By Michael Terner, Executive Vice President
With the turn of the New Year I read many of the pieces that both looked backward at the year past and forward to what is coming, and I naturally tried to decide what I would have said. So, after nearly three months of mulling things over in quiet times walking my dog, and also at louder times as our company actively plans for the coming year, I think I actually have an answer:
The most influential thing I heard last year was Paul Ramsey’s typically brilliant talk at the OpenGeo User Meeting that followed the inaugural FOSS4G North America conference in Washington, D.C. His talk posited that our industry may be both misnamed and held back by the term “GIS” (geographic information systems). He argued that “GIS” connotes a particular type of software and doesn’t fully describe what many of us are actually doing, and he proposed an alternative name, Spatial IT (information technology). This new nomenclature strongly resonated with me. Brian Timoney’s blog piece from October 2012 provided an important and articulate “second” to many of these notions. Probably more importantly to me, my colleagues at AppGeo (founded in 1991) seemed to share the “ah-ha” moment of this relatively simple observation.

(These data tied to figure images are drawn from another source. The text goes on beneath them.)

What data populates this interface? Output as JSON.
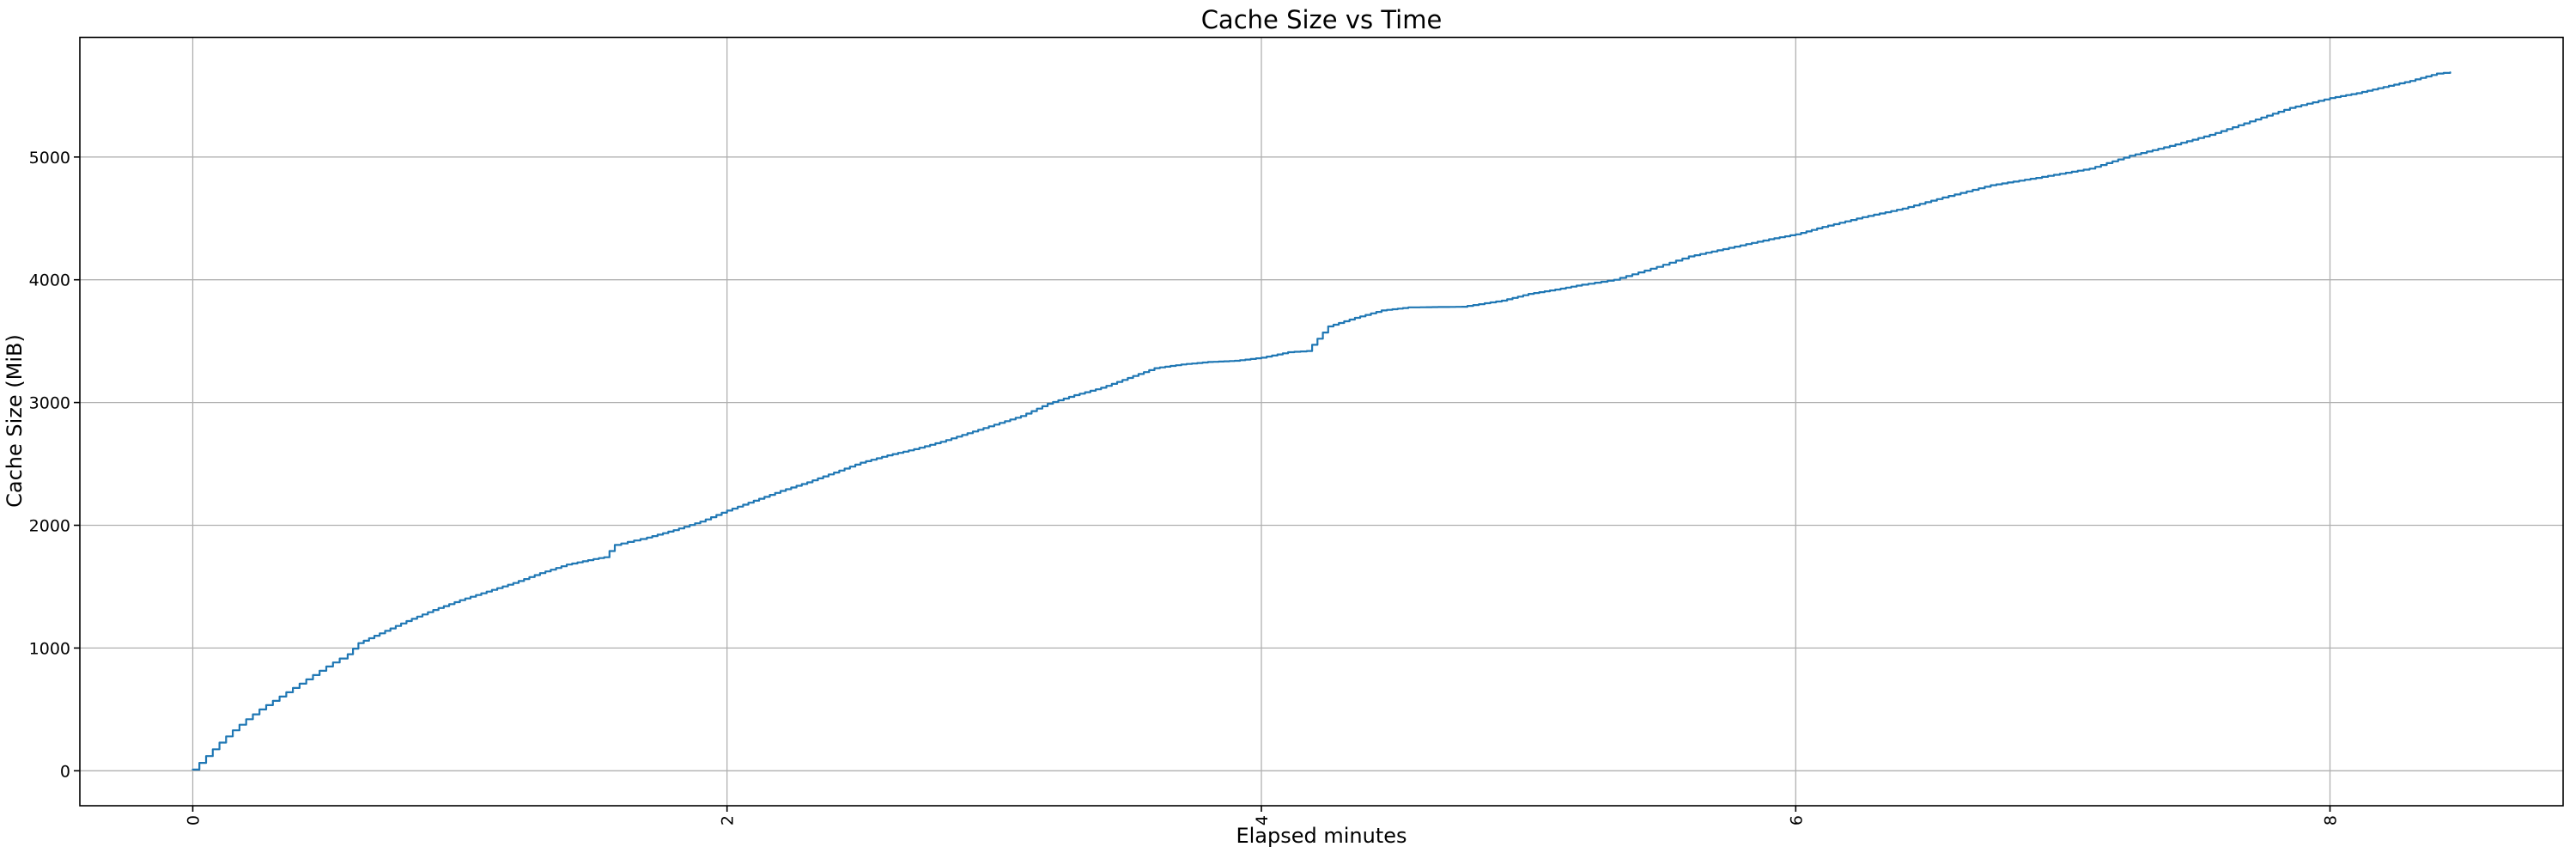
{
  "chart_data": {
    "type": "line",
    "title": "Cache Size vs Time",
    "xlabel": "Elapsed minutes",
    "ylabel": "Cache Size (MiB)",
    "xlim": [
      -0.4225,
      8.8725
    ],
    "ylim": [
      -284.5,
      5974.5
    ],
    "xticks": [
      0,
      2,
      4,
      6,
      8
    ],
    "xtick_labels": [
      "0",
      "2",
      "4",
      "6",
      "8"
    ],
    "xtick_rotation": 90,
    "yticks": [
      0,
      1000,
      2000,
      3000,
      4000,
      5000
    ],
    "ytick_labels": [
      "0",
      "1000",
      "2000",
      "3000",
      "4000",
      "5000"
    ],
    "grid": true,
    "legend": "none",
    "line_style": "staircase",
    "colors": {
      "line": "#1f77b4",
      "grid": "#b0b0b0",
      "spine": "#000000",
      "text": "#000000",
      "background": "#ffffff"
    },
    "series": [
      {
        "name": "cache-size",
        "x": [
          0,
          0.05,
          0.1,
          0.15,
          0.2,
          0.25,
          0.3,
          0.35,
          0.4,
          0.45,
          0.5,
          0.55,
          0.58,
          0.62,
          0.7,
          0.8,
          0.9,
          1.0,
          1.1,
          1.2,
          1.3,
          1.4,
          1.5,
          1.54,
          1.58,
          1.7,
          1.8,
          1.9,
          2.0,
          2.1,
          2.2,
          2.3,
          2.4,
          2.5,
          2.6,
          2.7,
          2.8,
          2.9,
          3.0,
          3.1,
          3.2,
          3.3,
          3.4,
          3.5,
          3.6,
          3.7,
          3.8,
          3.9,
          4.0,
          4.1,
          4.17,
          4.25,
          4.35,
          4.45,
          4.55,
          4.75,
          4.9,
          5.0,
          5.1,
          5.2,
          5.32,
          5.48,
          5.6,
          5.75,
          5.9,
          6.0,
          6.1,
          6.25,
          6.4,
          6.55,
          6.73,
          6.9,
          7.1,
          7.25,
          7.4,
          7.55,
          7.7,
          7.85,
          8.0,
          8.1,
          8.2,
          8.3,
          8.4,
          8.45
        ],
        "y": [
          10,
          120,
          230,
          330,
          420,
          500,
          570,
          640,
          710,
          780,
          850,
          915,
          950,
          1040,
          1120,
          1220,
          1310,
          1390,
          1460,
          1530,
          1610,
          1680,
          1725,
          1740,
          1840,
          1900,
          1960,
          2030,
          2120,
          2200,
          2280,
          2350,
          2430,
          2510,
          2570,
          2620,
          2680,
          2750,
          2820,
          2890,
          2990,
          3060,
          3120,
          3200,
          3280,
          3310,
          3330,
          3340,
          3365,
          3410,
          3420,
          3620,
          3690,
          3750,
          3775,
          3780,
          3830,
          3885,
          3920,
          3960,
          4000,
          4105,
          4190,
          4260,
          4330,
          4370,
          4430,
          4510,
          4580,
          4670,
          4770,
          4830,
          4905,
          5010,
          5090,
          5180,
          5290,
          5400,
          5480,
          5520,
          5570,
          5620,
          5680,
          5690
        ]
      }
    ]
  }
}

To me, the core of the argument for a “Spatial IT outlook” is that “GIS has grown up.” The professional-grade software (e.g., from Esri, founded in 1969) is incredibly powerful, mature and feature-rich. Most of the big data automation and digitizing projects have been completed or are underway. The “case for GIS” has been made to most geographically oriented organizations – be they government agencies, utilities, or the established cartographic houses like National Geographic – and “GIS” is in daily action managing and publishing geographic data. Most importantly, the public awareness and expectation for electronic mapping is extremely high whether on the Web or on a smartphone; whether in your house, office, car or city park. The battle for “geo-relevancy” is over.
So while lots of “GIS” is going on, the most interesting and challenging problems are no longer “about GIS.” Rather, the problems many of us find ourselves working on involve integrating geospatial information into complex workflows; or coordinating the efforts of stakeholders, data providers, and data consumers operating at different levels of government; or, publishing an ever wider array of geospatial information to new audiences who use the latest devices and user interfaces; or, extracting business and/or environmental intelligence by exposing and mining the spatial relationships, both hidden and embedded, within corporate databases, web statistics and sensor networks. Indeed, we are tackling many of the same challenges that the rest of the information technology and software development industries currently face. We just have a particular vantage on the “spatial” dimension, and the term “Spatial IT” captures these concepts perfectly.
The second-most influential observation that helped inform my personal view heading deeper into the New Year is that our geospatial marketplace continues to be disrupted in several dimensions. The first is the shift away from installed software to new Software as a Service (SaaS) and other cloud-based models. Once again, this form of disruption parallels change in the overall IT industry. No one has it all figured out and both our customers and suppliers seem unclear on how all this will play out, but all agree there are new opportunities and challenges. The second disruptive dimension is that the market has delivered a variety of new software offerings that pose new challenges to an industry that has had a sole dominant player for a long time. Whether exploring the increasingly stable and supported geospatial Open Source options (both desktop and server), or leveraging Google’s (founded in 1998) immense cloud as they open up enterprise offerings, people are exercising options beyond simply buying the latest and greatest from #1.
When I look ahead, I cannot help but conclude that it is a fantastic time for our Spatial IT industry. Never have there been so many choices, and the learning and experimentation is invigorating. It is always good to get out of a rut and see things from a fresh perspective. Indeed, spatial technologies are powerful and ready to be applied in new ways to different problems.
A company like AppGeo can be a business partner with the industry leader while also applying Open Source technologies in innovative ways. We can architect and construct the hybrid systems that Esri foresees to literally give our customers the “best of both worlds.” We can both deliver and consume Web services while leveraging the largest, fastest and most stable commercial clouds to keep costs down. AppGeo’s world in 2013 is anything but the “same old, same old.”
And most importantly, in this new, disrupted world, I believe there is a secure place for a company like ours to do what we have done for more than 21 years: apply geospatial and information technologies to solve the wide (and always getting wider) variety of fascinating problems our customers and partners face.